The CMO may have a lower cost base than the original manufacturer or it may offer a greater economy of scale for a particular product line. Outsourced manufacturing can help a brand maintain its margin and breathe new life into legacy products. The introduction of an outsourced partner can allow a company to review and consolidate its legacy products range.
Research & Development
Satisfying the demands of medical device companies to achieve healthy revenue growth whilst maintaining strong margins requires a strong pipeline of innovation as well as the ability to maintain margins on existing product portfolios. Medical device companies worldwide are now investing heavily in research and development (R&D), with the average top 20 firm devoting 6.8 percent of total revenue to the practice, according to Evaluate Ltd. data. It has been estimated that global medtech R&D investment (from the top 20 companies) reached a record $15 billion in 2015 and it’s predicted to rise to $22 billion by 2022. Certainly, the pace of new product introduction (NPI) is not about to slow anytime soon.
Source: Medical Product Outsourcing.
Increased investment in R&D has resulted in a deeper investigation into areas where cost can be cut. Traditionally, companies look at implementing lean programs, reducing wastes, increasing efficiency and maximising output.
Why not discontinue legacy products?
With so much new technology expected, why don’t medtech companies discontinue legacy products? The medical device market can be complex and it is often difficult to discontinue legacy products even when it seems most practical. The lengthy, time-consuming regulatory approval process in the medtech sector generally curtails the patent protection period in the drug and device arenas compared with other industries.
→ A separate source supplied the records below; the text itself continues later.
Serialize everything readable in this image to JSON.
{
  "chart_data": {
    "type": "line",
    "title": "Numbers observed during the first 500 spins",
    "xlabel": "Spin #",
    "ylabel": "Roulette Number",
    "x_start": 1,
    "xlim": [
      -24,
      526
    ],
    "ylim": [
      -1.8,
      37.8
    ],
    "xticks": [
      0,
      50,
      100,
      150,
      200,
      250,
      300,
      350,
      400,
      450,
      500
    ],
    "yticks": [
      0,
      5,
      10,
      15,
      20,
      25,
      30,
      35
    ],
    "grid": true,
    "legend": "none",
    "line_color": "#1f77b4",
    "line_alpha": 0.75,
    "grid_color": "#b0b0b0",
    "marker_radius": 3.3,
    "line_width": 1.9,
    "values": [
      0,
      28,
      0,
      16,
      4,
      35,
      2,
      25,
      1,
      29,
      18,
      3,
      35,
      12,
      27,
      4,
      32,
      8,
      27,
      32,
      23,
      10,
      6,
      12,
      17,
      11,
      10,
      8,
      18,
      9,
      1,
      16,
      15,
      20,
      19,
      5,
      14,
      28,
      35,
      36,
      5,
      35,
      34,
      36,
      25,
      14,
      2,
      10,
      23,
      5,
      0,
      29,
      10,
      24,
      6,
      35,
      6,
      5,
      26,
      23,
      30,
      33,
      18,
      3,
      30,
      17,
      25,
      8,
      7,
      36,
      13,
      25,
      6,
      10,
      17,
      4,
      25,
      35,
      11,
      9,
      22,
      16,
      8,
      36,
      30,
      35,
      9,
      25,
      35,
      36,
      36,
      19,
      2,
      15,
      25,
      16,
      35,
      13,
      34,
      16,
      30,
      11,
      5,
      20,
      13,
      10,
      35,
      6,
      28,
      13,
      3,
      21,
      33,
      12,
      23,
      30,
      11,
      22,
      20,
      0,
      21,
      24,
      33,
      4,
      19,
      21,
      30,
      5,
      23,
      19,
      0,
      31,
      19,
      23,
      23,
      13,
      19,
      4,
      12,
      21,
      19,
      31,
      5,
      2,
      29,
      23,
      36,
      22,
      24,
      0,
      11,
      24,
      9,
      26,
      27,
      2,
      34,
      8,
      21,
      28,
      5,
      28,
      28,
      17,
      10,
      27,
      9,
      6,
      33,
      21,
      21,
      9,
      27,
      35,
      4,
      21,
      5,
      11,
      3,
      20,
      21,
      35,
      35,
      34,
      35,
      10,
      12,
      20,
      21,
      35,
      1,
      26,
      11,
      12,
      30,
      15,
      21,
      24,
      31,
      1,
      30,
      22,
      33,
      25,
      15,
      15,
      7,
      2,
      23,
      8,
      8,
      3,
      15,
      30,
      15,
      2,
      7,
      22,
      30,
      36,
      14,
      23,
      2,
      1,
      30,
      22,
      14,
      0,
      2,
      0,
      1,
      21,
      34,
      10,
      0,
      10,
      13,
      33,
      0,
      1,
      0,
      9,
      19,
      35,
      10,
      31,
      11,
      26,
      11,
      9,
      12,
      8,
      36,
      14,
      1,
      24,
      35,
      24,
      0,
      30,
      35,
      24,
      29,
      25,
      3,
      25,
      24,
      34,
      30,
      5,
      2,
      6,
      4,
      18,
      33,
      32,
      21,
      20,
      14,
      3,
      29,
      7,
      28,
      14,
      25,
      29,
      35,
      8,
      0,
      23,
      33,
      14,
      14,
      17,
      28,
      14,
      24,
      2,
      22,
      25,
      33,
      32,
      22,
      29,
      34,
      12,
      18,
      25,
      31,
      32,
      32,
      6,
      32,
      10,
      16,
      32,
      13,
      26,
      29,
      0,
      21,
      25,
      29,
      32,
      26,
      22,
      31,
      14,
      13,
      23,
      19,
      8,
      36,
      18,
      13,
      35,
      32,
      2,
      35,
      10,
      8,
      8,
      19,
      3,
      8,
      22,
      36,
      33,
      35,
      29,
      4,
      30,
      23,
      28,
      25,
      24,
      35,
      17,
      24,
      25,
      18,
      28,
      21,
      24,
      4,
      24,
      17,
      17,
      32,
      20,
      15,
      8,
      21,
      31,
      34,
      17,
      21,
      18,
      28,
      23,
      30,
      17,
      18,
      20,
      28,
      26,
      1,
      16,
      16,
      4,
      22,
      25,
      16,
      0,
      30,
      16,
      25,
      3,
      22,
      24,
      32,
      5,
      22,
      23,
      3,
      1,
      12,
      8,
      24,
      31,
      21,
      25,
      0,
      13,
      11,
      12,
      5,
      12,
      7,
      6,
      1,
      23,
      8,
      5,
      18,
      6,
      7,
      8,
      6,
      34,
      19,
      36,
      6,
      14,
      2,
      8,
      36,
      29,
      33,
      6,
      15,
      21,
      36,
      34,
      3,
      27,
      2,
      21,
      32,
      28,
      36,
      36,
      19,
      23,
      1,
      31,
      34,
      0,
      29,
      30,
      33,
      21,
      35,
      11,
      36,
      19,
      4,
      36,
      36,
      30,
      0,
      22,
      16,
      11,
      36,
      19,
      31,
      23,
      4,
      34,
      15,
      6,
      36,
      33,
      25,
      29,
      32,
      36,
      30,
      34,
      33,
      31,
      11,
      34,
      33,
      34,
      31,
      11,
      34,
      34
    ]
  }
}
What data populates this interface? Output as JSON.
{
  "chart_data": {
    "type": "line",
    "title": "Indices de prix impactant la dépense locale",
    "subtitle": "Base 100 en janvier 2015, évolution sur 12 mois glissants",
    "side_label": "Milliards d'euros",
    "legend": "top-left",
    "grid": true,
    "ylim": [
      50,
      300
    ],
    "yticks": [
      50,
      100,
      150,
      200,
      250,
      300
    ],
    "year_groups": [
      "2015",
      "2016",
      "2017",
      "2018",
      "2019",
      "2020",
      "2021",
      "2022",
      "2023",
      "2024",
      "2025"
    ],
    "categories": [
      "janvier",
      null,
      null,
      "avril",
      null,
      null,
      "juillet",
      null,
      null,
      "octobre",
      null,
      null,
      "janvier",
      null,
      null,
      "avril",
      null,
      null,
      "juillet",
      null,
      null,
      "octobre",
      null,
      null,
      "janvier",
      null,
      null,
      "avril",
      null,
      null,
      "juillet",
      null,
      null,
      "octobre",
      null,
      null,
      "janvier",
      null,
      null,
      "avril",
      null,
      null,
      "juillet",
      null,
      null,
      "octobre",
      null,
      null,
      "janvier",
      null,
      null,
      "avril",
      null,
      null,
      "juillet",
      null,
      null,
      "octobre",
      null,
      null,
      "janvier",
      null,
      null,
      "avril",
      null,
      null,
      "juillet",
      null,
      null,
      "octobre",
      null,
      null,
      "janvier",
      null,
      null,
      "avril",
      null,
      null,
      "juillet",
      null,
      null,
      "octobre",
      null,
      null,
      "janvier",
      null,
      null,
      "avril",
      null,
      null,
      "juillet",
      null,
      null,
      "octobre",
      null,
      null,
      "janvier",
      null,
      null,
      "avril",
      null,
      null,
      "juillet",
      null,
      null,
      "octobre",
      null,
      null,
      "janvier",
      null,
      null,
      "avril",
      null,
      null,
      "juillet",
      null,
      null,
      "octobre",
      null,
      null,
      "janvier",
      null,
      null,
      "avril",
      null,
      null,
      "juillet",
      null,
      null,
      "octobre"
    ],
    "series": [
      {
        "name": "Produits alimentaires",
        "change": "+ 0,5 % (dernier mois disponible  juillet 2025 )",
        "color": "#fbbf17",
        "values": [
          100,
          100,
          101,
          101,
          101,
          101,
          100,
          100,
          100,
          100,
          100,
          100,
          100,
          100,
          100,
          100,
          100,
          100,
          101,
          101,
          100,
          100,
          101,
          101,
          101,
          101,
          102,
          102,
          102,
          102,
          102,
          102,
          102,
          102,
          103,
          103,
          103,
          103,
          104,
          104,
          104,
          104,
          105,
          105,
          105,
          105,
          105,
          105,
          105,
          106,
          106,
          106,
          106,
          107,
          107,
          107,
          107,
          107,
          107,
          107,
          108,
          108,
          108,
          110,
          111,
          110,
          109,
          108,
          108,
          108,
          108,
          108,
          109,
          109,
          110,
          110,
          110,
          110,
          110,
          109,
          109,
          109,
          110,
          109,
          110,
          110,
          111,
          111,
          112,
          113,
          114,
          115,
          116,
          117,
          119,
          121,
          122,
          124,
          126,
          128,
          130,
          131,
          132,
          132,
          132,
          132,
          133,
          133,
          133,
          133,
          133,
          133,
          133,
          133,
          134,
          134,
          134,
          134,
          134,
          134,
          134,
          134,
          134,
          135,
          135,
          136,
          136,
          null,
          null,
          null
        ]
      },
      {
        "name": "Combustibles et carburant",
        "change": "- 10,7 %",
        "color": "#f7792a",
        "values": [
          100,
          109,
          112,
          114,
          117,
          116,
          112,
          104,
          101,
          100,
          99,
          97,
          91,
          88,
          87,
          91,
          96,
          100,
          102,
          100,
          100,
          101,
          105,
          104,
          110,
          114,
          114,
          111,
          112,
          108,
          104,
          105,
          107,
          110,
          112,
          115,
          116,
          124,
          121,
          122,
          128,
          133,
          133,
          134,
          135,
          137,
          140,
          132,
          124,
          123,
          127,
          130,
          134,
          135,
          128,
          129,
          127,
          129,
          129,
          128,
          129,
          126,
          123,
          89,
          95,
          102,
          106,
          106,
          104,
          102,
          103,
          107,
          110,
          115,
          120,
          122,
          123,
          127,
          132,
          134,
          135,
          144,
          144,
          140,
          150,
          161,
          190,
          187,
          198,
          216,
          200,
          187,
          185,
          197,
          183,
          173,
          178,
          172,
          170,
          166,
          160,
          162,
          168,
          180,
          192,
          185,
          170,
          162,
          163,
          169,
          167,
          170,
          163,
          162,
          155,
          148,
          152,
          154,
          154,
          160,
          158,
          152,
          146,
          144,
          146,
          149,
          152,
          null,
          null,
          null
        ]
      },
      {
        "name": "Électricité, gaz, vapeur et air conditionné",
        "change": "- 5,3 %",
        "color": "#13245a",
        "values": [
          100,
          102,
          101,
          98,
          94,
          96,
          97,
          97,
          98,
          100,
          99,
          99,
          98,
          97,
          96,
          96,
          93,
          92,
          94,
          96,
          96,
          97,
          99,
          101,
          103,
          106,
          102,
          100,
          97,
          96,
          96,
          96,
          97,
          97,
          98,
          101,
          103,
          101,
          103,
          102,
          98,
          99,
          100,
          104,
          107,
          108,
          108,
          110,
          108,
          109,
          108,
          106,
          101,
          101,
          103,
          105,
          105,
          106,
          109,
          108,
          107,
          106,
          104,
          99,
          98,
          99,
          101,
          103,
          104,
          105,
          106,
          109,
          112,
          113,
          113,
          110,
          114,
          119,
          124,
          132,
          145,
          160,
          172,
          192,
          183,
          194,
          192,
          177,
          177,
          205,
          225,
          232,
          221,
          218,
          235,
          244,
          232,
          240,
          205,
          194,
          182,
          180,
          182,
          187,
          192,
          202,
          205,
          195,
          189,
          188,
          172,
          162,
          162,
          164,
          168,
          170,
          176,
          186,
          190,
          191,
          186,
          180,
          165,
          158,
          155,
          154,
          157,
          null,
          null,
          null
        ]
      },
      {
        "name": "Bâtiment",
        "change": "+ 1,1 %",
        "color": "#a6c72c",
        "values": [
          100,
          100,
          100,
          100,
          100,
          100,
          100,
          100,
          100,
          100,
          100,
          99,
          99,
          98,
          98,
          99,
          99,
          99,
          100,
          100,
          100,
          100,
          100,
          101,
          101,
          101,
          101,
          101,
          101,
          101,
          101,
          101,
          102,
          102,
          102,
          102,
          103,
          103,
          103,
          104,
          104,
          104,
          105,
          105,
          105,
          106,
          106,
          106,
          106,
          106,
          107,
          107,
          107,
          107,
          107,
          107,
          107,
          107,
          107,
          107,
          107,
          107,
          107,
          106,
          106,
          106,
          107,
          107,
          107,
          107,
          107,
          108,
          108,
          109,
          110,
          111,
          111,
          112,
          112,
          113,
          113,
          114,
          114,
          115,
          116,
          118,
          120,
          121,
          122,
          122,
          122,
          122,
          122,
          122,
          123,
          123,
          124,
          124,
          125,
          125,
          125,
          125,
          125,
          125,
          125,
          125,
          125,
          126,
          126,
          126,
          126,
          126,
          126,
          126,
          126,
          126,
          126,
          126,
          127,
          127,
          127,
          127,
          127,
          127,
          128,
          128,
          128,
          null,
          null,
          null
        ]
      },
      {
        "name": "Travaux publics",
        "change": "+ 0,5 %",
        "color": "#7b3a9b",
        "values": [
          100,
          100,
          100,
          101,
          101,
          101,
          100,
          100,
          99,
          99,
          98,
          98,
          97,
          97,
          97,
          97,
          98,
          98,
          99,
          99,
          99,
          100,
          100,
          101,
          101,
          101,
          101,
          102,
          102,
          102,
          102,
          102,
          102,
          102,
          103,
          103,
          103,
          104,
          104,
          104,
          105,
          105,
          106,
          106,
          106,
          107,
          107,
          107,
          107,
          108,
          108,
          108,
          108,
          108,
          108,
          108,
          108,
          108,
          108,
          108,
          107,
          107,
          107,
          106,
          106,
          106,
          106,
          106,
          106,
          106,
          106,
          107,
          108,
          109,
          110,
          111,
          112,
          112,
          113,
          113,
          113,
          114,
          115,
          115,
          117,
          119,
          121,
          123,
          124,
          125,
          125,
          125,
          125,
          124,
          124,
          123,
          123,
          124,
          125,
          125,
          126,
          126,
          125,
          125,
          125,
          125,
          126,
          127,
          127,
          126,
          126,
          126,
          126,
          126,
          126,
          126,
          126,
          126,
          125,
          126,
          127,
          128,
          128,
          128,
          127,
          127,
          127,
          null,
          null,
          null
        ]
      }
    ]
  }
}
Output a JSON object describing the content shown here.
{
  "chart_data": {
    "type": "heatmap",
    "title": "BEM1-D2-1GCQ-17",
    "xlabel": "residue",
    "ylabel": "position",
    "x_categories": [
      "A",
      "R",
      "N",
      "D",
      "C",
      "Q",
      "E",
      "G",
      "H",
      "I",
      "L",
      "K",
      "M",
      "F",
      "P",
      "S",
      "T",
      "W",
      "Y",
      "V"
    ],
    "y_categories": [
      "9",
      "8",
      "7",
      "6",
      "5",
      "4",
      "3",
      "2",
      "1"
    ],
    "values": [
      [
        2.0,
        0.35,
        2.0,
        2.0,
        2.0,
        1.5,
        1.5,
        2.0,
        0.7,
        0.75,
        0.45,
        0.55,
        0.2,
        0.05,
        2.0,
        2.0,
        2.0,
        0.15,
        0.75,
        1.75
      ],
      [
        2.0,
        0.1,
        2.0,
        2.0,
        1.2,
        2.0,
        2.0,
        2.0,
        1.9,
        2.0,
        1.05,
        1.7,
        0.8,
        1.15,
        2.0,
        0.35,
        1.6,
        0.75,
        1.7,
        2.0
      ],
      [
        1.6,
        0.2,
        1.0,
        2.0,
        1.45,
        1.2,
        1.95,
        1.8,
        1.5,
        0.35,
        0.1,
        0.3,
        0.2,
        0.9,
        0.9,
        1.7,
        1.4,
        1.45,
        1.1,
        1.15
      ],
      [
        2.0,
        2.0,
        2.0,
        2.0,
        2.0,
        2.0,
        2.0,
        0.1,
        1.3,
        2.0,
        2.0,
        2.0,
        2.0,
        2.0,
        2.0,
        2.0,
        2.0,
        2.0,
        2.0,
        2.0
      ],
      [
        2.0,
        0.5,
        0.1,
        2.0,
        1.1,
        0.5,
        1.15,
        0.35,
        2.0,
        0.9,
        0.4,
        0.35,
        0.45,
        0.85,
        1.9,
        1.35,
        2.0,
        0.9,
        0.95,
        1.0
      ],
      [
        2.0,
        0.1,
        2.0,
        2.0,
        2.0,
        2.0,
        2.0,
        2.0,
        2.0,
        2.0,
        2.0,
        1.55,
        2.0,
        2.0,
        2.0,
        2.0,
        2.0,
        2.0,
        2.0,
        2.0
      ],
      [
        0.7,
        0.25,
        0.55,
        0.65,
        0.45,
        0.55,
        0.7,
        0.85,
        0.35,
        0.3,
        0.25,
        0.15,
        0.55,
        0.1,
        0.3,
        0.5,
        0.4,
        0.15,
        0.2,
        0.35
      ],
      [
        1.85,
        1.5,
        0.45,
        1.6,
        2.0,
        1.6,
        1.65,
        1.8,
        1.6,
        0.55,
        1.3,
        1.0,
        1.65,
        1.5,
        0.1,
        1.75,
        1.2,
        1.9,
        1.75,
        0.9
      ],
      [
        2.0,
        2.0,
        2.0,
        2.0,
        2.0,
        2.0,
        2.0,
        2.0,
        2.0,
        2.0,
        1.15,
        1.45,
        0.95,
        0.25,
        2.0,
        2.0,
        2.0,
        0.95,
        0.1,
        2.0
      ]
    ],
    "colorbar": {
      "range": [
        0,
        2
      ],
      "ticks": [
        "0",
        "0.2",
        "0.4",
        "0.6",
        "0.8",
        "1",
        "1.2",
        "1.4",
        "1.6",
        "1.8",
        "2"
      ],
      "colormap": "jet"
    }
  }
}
Outsourcing Legacy Medical Products
How can a business unit manager satisfy customer demand then, while maintaining a minimum margin? One way is by outsourcing the production of a legacy device to a contract manufacturing organization (CMO). The CMO may have a lower cost base than the original manufacturer or it may offer a greater economy of scale for a particular product line. Outsourced manufacturing can help a brand maintain its margin and breathe new life into legacy products. The transfer of technology to a CMO can have a major impact on all stakeholders in the legacy product supply chain. The introduction of an outsourced partner can allow a company to review and consolidate its legacy product range.
Medical Device Contract Manufacturers
By outsourcing the production of a legacy device to a contract manufacturing organization (CMO), business unit managers can satisfy customer demands and maintain a minimum margin. The CMO may have a lower cost base than the original manufacturer or it may offer a greater economy of scale for a particular product line. Outsourced manufacturing can help a brand maintain its margin and breathe new life into legacy products. The introduction of an outsourced partner can allow a company to review and consolidate its legacy product range. The transfer of technology to a CMO can have a major impact on all stakeholders in the legacy product supply chain.
This blog is adapted from the article ‘The Everlasting Life of Legacy Medical Products’, featured in the August edition of Medical Product Outsourcing.